In the present study, neither bone mineral content nor bone mineral density was different between 35 wk and 12 mo CA in preterm infants who were fed either unsupplemented preterm formulas or preterm formulas that were supplemented with DHA and ARA for the first year of life. Consistent with these findings, Martinez et al. (7) reported that supplementation of preterm formula with ARA and DHA caused no disturbances in mineral balance. Studies with rodents (14,44), piglets (45), and chicks (46,47), however, have reported effects of n-6 fatty acids (linoleic acid and ARA) and n-3 fatty acids (EPA and DHA) on bone formation. ARA (n-6) and EPA (n-3) are precursors to eicosanoids that influence the differentiation and activation of cells in bone and cartilage tissue. For example, in a study with formula-fed piglets, ARA and prostaglandin E2 (PGE2), synthesized from ARA, both increased bone mass, apparently by independent, distinct mechanisms (45). Others report concentration-dependent effects of PGE2 with higher levels associated with depressed bone formation (13,47). Another study with formula-fed piglets reported that higher plasma DHA was associated with less bone resorption (48). Watkins et al. (46), however, reported that chicks that were fed diets rich in n-6 fatty acids led to increased levels of PGE2 and depressed bone formation rates compared with animals that were fed diets high in n-3 fatty acids. It is not known whether different levels or ratios of ARA, EPA, and DHA than those fed in the present study may affect bone formation in preterm infants. Further studies are warranted given the rapid bone remodeling that occurs during the first year of life in preterm infants (49). The results of the present study suggest that DHA- and ARA-supplemented infant formulas can be fed to preterm infants for their neurodevelopment and visual acuity advantages without negative affects on bone mineralization.

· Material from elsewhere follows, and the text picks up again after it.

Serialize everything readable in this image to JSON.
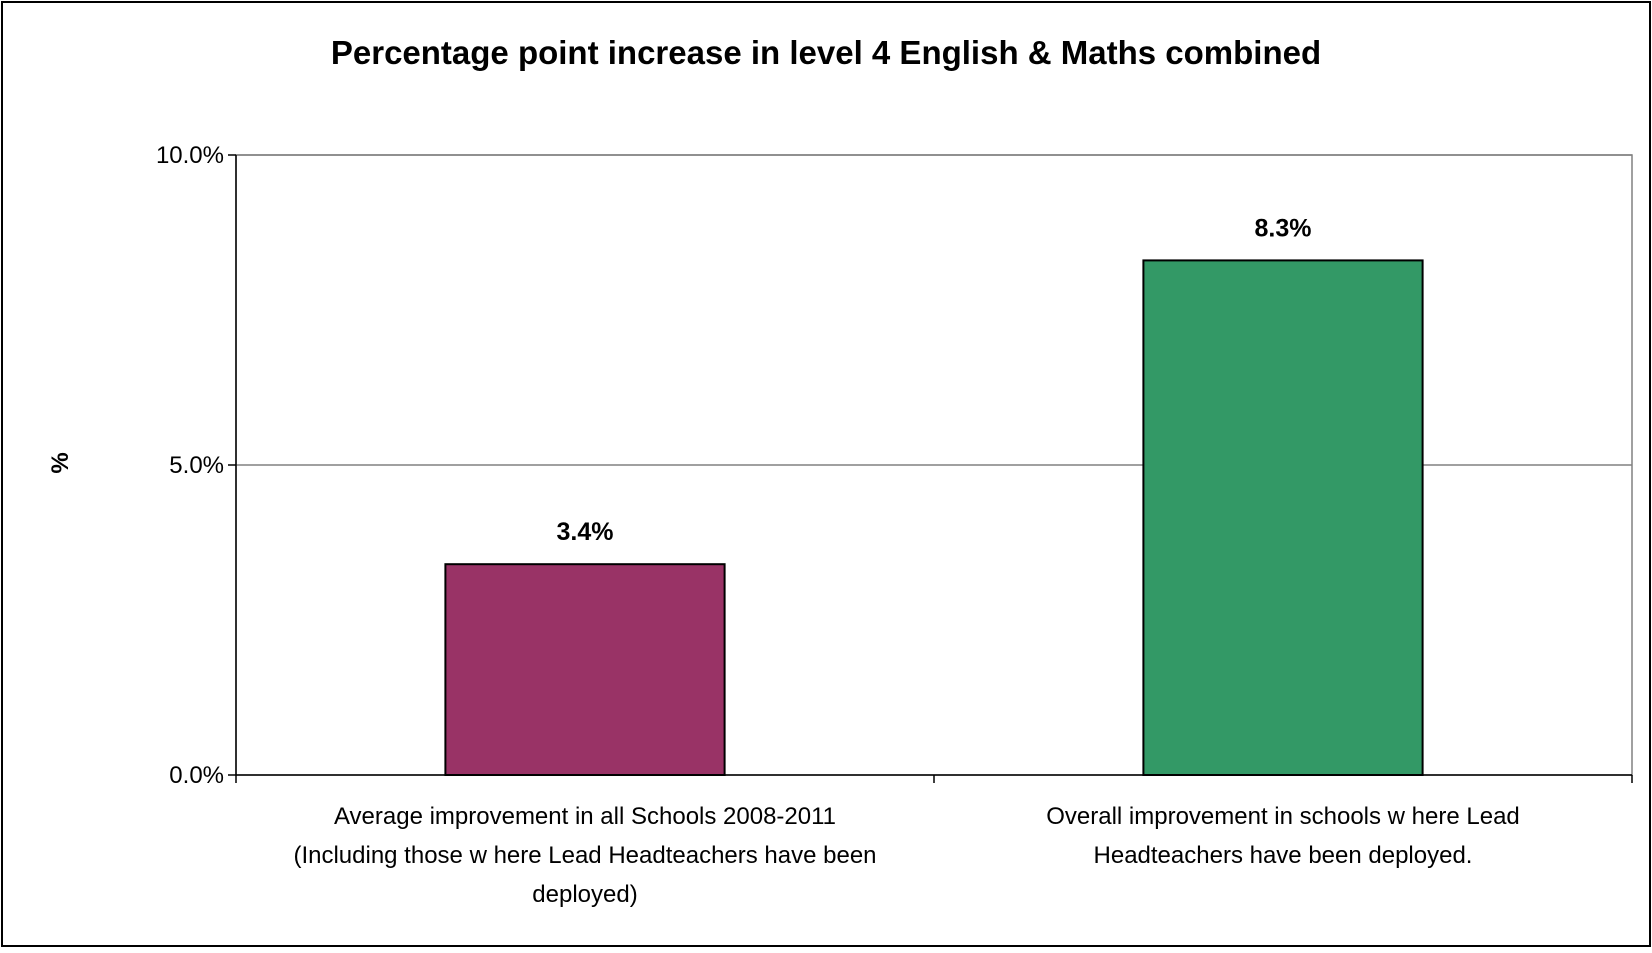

The growth results of the present study are in agreement with those of the larger study of O'Connor et al. (4) with 470 preterm infants who were given the identical formulas used in the present study and fed for the same period of time. O'Connor et al. (4) found no consistent differences among the groups in weight, length, or head circumference. In several early studies, growth was restricted in preterm infants who were fed formulas that were supplemented with only n-3 fatty acids, as DHA alone or in combination with EPA, and no ARA (n-6 fatty acids) (20,50,51). In most studies in which preterm and term infants were fed formulas that were supplemented with both n-6 (ARA) and n-3 (DHA) fatty acids and little or no EPA, no adverse effects on growth were reported (8,3941). Innis et al. (6) reported that infants who were fed preterm formula that was supplemented with DHA and ARA gained weight significantly faster than infants who were fed a standard unsupplemented preterm formula. Longitudinal growth was affected in one study that was designed to evaluate the neurodevelopmental outcome of preterm infants who were fed preterm formulas with and without DHA and ARA (9). The infants who were fed DHA- and ARA-supplemented preterm formula were 1.5 cm shorter at 18 mo CA than infants who were fed an unsupplemented control preterm formula (9). The supplemented formula was fed for 3–4 wk, compared with 12–14 mo in the present study, and contained lower concentrations and different ratios of DHA and ARA than the study products used in the present study. Taken together, the growth data from this study and from previous reports suggest that preterm and discharge formulas that are supplemented with DHA and ARA support adequate growth of preterm infants.

CONCLUSION

No differences in growth or bone mineralization between 35 wk and 12 mo CA were found in preterm infants who were fed an unsupplemented control formula and those who were fed formulas that were supplemented with 0.16–0.26 wt% DHA and 0.41–0.43 wt% ARA from combinations of either FF or EF. The most significant finding was that supplementation with DHA and ARA at the levels studied led to increased lean body mass and reduced fat mass at 12 mo CA. The long-term effects of DHA and ARA supplementation on body composition in both preterm and term infants deserve further study.